I'll make this clearer in the docs.

See godotengine/godot-docs#3094.

@Shadowblitz16 Maybe checking Engine.editor_hint might help before the queue_free() call.

@akien-mga
please reopen this.
people should be able to use tool scripts without the editor abruptly crashing on them.

what should happen is that the scene editor goes blank and shows the error and requires you to fix it before you can edit the scene again.

here is a example

this is kinda what visual studio does with winforms or wpf when your have a invalid script

Well, in this case the script isn't invalid. It is a valid script performing its tasks. It just so happens that the tasks involve freeing nodes that are being accessed by the editor itself, which causes it to crash. I don't think there's anything that can be done to prevent that.

@Shadowblitz16 As I said, this cannot be fixed.

It's not a matter of how to present information, but it's technically not possible to do what you ask for, as least not without greatly crippling the engine's performance by adding checks to all methods to restrict using some in tool scripts, and that only in very specific situations. Here you'd want to prevent deleting the scene root, or any node which is being used by an editor plugin -- how do we know that from the Node API? -- but not prevent outright freeing nodes, since it's a normal operation even in tool scripts, when used with caution.

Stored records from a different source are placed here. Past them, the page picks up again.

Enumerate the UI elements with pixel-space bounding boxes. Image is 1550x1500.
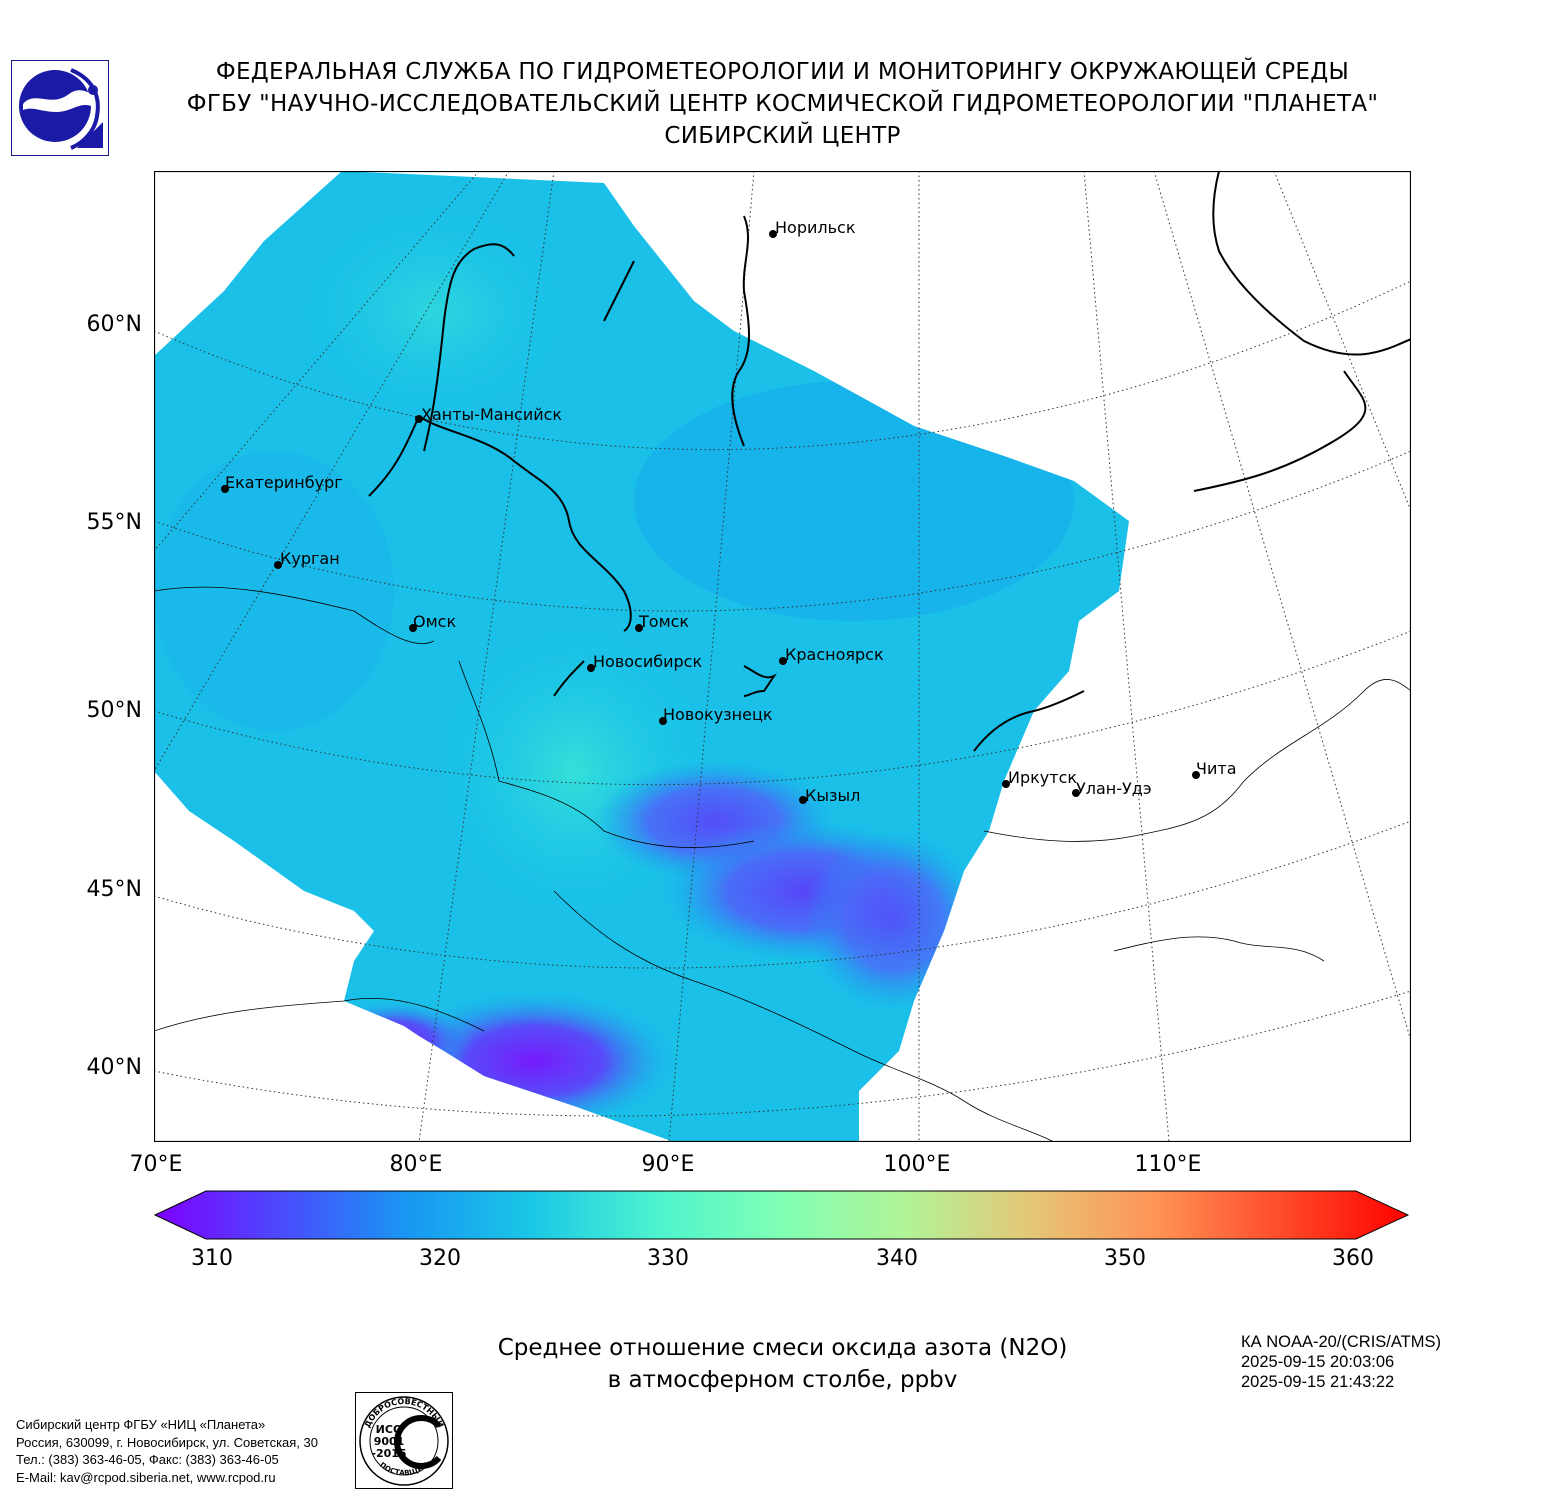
lon-label-100: 100°E	[883, 1152, 951, 1177]
satellite-time-start: 2025-09-15 20:03:06	[1241, 1353, 1395, 1371]
map-panel: Норильск Ханты-Мансийск Екатеринбург Кур…	[154, 171, 1411, 1142]
org-line-phone: Тел.: (383) 363-46-05, Факс: (383) 363-4…	[16, 1452, 279, 1467]
organization-info: Сибирский центр ФГБУ «НИЦ «Планета» Росс…	[16, 1416, 318, 1486]
graticule	[154, 171, 1411, 1142]
lon-label-110: 110°E	[1134, 1152, 1202, 1177]
city-label: Иркутск	[1008, 768, 1077, 787]
iso-stamp: ДОБРОСОВЕСТНЫЙ ПОСТАВЩИК ИСО 9001 -2015	[355, 1392, 453, 1489]
city-label: Улан-Удэ	[1076, 779, 1152, 798]
city-label: Чита	[1196, 759, 1237, 778]
city-label: Новосибирск	[593, 652, 702, 671]
lat-label-50: 50°N	[86, 698, 142, 723]
colorbar-tick-360: 360	[1332, 1246, 1374, 1271]
borders	[154, 586, 1411, 1142]
city-novosibirsk: Новосибирск	[587, 652, 702, 672]
iso-stamp-line3: -2015	[371, 1447, 406, 1460]
colorbar-tick-310: 310	[191, 1246, 233, 1271]
city-chita: Чита	[1192, 759, 1237, 779]
colorbar-tick-350: 350	[1104, 1246, 1146, 1271]
city-label: Курган	[280, 549, 340, 568]
city-yekaterinburg: Екатеринбург	[221, 473, 343, 493]
satellite-info: КА NOAA-20/(CRIS/ATMS) 2025-09-15 20:03:…	[1241, 1332, 1441, 1392]
header-line-agency: ФЕДЕРАЛЬНАЯ СЛУЖБА ПО ГИДРОМЕТЕОРОЛОГИИ …	[215, 59, 1350, 85]
rivers	[368, 171, 1411, 752]
lat-label-40: 40°N	[86, 1055, 142, 1080]
satellite-time-end: 2025-09-15 21:43:22	[1241, 1373, 1395, 1391]
product-title: Среднее отношение смеси оксида азота (N2…	[380, 1332, 1185, 1396]
iso-stamp-line2: 9001	[374, 1435, 405, 1448]
iso-stamp-line1: ИСО	[376, 1423, 403, 1436]
city-label: Новокузнецк	[663, 705, 773, 724]
lat-label-55: 55°N	[86, 510, 142, 535]
city-tomsk: Томск	[635, 612, 689, 632]
planeta-logo	[11, 60, 109, 156]
city-label: Екатеринбург	[225, 473, 343, 492]
city-norilsk: Норильск	[769, 218, 856, 238]
city-label: Красноярск	[785, 645, 884, 664]
header-title: ФЕДЕРАЛЬНАЯ СЛУЖБА ПО ГИДРОМЕТЕОРОЛОГИИ …	[150, 56, 1415, 152]
map-frame	[154, 171, 1411, 1142]
lon-label-80: 80°E	[389, 1152, 443, 1177]
colorbar-tick-340: 340	[876, 1246, 918, 1271]
colorbar-gradient	[153, 1190, 1410, 1240]
city-label: Кызыл	[805, 786, 860, 805]
product-title-line1: Среднее отношение смеси оксида азота (N2…	[497, 1335, 1068, 1361]
satellite-instrument: КА NOAA-20/(CRIS/ATMS)	[1241, 1333, 1441, 1351]
city-krasnoyarsk: Красноярск	[779, 645, 884, 665]
lat-label-60: 60°N	[86, 312, 142, 337]
city-omsk: Омск	[409, 612, 456, 632]
city-novokuznetsk: Новокузнецк	[659, 705, 773, 725]
city-label: Ханты-Мансийск	[421, 405, 562, 424]
city-markers: Норильск Ханты-Мансийск Екатеринбург Кур…	[221, 218, 1237, 805]
org-line-name: Сибирский центр ФГБУ «НИЦ «Планета»	[16, 1417, 266, 1432]
header-line-center: СИБИРСКИЙ ЦЕНТР	[664, 123, 901, 149]
lon-label-70: 70°E	[129, 1152, 183, 1177]
org-line-email: E-Mail: kav@rcpod.siberia.net, www.rcpod…	[16, 1469, 276, 1485]
lon-label-90: 90°E	[641, 1152, 695, 1177]
colorbar	[153, 1190, 1410, 1240]
org-line-address: Россия, 630099, г. Новосибирск, ул. Сове…	[16, 1434, 318, 1450]
header-line-institute: ФГБУ "НАУЧНО-ИССЛЕДОВАТЕЛЬСКИЙ ЦЕНТР КОС…	[186, 91, 1379, 117]
city-ulan-ude: Улан-Удэ	[1072, 779, 1152, 798]
colorbar-tick-320: 320	[419, 1246, 461, 1271]
n2o-data-field	[154, 171, 1129, 1142]
city-label: Омск	[413, 612, 456, 631]
lat-label-45: 45°N	[86, 877, 142, 902]
city-khanty-mansiysk: Ханты-Мансийск	[415, 405, 562, 424]
city-irkutsk: Иркутск	[1002, 768, 1077, 788]
product-title-line2: в атмосферном столбе, ppbv	[607, 1367, 958, 1393]
colorbar-tick-330: 330	[647, 1246, 689, 1271]
city-label: Норильск	[775, 218, 856, 237]
city-kurgan: Курган	[274, 549, 340, 569]
city-label: Томск	[638, 612, 689, 631]
city-kyzyl: Кызыл	[799, 786, 860, 805]
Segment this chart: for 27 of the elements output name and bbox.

As @vnen mentions, the script is valid, so we can't predict the issue from the parser. Running it however breaks stuff in the editor because of the power give to you over the editor by the tool keyword. It's a powerful feature, but that has drawbacks. There are not many technologies that let you do what tool keywords allow (i.e. run code that can modify the editor itself), in part for the same reasons: it needs to be wielded with caution.

wouldn't the only check need to be in the methods the free nodes?
btw if the root of the scene is freed shouldn't it just go back to the new scene window?